L’asbestose est, au sens de la réglementation, la fibrose pulmonaire provoquée par l’amiante. Sont assimilées à celle-ci, toujours dans le cadre réglementaire, les épaississements pleuraux diffus bilatéraux provoqués par celle-ci (art. 1 de l’arrêté royal du 11 mai 2007 portant exécution de la loi programme (I) du 27 décembre 2006 pour la partie relative aux maladies professionnelles).

Pour obtenir l’indemnisation légale (rente mensuelle forfaitaire ou capital en cas de décès), le demandeur doit apporter la preuve de l’exposition au risque de l’amiante selon les critères déterminés par la FMP, sauf l’hypothèse où il y a mesothéliome.

Le tribunal relève qu’en cas de décès, les ayants droit doivent introduire une demande dans un délai de six mois à compter de celui-ci, si la victime n’a pas introduit de demande en application de la loi. Pour le tribunal, le simple fait que la victime ait introduit plus de trois ans auparavant une première demande ne peut justifier l’écartement de celle de l’ayant droit. Les pathologies liées à l’amiante sont en effet susceptibles d’évoluer au fil du temps et le tribunal renvoie à la doctrine de P. DELOOZ et de D. KREIT, (« Les maladies professionnelles », 3e Ed., Larcier, Bruxelles, 2015, p. 361), qui font état d’une période allant jusqu’à quarante ans après l’exposition. Il est dès lors possible que lors de la première demande l’affection ait été bénigne et que l’état de santé se soit dégradé ultérieurement pour engendrer une affection plus grave, telle l’asbestose.
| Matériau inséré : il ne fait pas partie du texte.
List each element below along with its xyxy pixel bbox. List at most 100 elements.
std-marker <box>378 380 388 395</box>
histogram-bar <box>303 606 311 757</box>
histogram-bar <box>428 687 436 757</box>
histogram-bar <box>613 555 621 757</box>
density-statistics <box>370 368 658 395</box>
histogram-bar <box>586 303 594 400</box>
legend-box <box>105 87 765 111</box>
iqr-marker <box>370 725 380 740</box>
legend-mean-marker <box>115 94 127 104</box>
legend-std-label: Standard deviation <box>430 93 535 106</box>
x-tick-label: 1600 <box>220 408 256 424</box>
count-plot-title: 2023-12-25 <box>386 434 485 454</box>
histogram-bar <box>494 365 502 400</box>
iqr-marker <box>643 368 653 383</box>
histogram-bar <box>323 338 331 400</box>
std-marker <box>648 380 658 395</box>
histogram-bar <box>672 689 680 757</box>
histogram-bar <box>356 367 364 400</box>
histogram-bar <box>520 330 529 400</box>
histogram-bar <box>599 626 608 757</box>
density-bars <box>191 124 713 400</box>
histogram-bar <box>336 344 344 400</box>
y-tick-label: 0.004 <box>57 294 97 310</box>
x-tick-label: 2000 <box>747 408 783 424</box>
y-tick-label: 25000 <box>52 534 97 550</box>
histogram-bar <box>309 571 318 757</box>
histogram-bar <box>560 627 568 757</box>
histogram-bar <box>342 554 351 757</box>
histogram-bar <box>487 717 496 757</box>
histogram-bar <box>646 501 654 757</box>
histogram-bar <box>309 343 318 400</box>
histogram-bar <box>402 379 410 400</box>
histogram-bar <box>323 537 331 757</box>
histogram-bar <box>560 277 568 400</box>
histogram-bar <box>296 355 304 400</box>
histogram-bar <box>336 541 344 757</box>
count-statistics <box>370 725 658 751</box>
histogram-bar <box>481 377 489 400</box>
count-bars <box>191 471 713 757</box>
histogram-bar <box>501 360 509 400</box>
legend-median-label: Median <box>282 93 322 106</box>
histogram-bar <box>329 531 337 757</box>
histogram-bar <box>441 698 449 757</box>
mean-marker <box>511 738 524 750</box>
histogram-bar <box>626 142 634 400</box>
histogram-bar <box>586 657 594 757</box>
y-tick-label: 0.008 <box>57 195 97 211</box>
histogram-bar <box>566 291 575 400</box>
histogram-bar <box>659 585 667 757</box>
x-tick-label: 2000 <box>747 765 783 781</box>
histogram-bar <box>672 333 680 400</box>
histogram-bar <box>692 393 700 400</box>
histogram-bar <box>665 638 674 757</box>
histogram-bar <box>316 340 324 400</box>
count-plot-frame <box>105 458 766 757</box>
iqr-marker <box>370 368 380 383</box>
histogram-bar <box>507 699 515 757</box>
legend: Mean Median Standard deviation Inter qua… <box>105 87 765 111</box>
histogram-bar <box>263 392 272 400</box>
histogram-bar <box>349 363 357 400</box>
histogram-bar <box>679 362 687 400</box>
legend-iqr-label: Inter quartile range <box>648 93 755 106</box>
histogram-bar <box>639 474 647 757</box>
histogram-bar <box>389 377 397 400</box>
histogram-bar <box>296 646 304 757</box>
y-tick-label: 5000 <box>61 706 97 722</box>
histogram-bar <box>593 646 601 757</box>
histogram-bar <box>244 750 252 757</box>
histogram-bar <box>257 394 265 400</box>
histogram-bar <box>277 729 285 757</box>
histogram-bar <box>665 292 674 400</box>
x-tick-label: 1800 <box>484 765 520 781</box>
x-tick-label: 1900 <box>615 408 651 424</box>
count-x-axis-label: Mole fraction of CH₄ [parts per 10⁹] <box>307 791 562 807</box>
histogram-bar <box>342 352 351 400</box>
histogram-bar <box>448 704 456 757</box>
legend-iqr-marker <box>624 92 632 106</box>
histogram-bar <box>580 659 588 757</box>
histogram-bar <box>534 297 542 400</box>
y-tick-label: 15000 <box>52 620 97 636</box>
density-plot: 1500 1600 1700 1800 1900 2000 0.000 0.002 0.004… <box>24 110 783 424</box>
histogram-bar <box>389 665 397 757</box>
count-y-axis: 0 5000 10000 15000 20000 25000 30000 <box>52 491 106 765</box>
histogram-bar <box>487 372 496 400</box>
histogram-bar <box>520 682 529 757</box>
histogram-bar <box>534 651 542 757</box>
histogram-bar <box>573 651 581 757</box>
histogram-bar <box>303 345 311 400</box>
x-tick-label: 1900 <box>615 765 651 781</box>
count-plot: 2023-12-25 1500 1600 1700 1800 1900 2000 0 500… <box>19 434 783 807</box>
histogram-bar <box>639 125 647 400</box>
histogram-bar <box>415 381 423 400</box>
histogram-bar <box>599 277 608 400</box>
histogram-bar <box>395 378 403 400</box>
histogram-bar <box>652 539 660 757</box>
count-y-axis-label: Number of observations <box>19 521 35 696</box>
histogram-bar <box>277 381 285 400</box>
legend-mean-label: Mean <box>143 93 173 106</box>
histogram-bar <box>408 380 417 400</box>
Pour le tribunal, l’appréciation qui a été faite lors de la première décision l’a été sur la base des constatations médicales de l’époque (plaques pleurales et non épaississements pleuraux). Il considère que ces pathologies ont pu évoluer défavorablement et qu’il faut dès lors recourir à une expertise aux fins de déterminer s’il y avait asbestose au moment de l’intervention.

La mission confiée à l’expert est de vérifier l’existence de la maladie et également de déterminer si le décès résulte des suites de celle-ci.

Intérêt de la décision

Dans ce jugement, le Tribunal du travail de Liège (Div. Marche-en Famenne) apporte une réponse logique à une première question, étant la recevabilité de la deuxième demande introduite en indemnisation.

L’article 120, § 2 de la loi prévoit en effet l’hypothèse du décès de la victime des suites de la maladie (étant le mesothéliome, l’asbestose ou les autres maladies déterminées par le Roi). La loi limite cependant les ayants droit qui peuvent faire valoir une demande, étant qu’ils doivent être à charge de celle-ci au moment du décès. Dans l’hypothèse où la victime n’a pas introduit de demande de son vivant, les ayants droit ont un délai de six mois à compter de celui-ci pour introduire leur demande propre (la date du décès devant être postérieure au 31 mars 2007).

Pour le tribunal, le simple fait que la victime ait introduit une demande auparavant (et n’ait pas fait de recours contre la conclusion du Fonds) ne peut justifier l’écartement de la demande de l’ayant droit. Il s’agit de deux demandes distinctes.

Le tribunal retient par ailleurs le caractère évolutif de la maladie qui a pu être contractée vu l’exposition au risque et vérifie, vu l’écoulement du temps, si une évolution de l’affection peut être constatée pour rentrer dans les critères de l’indemnisation légale.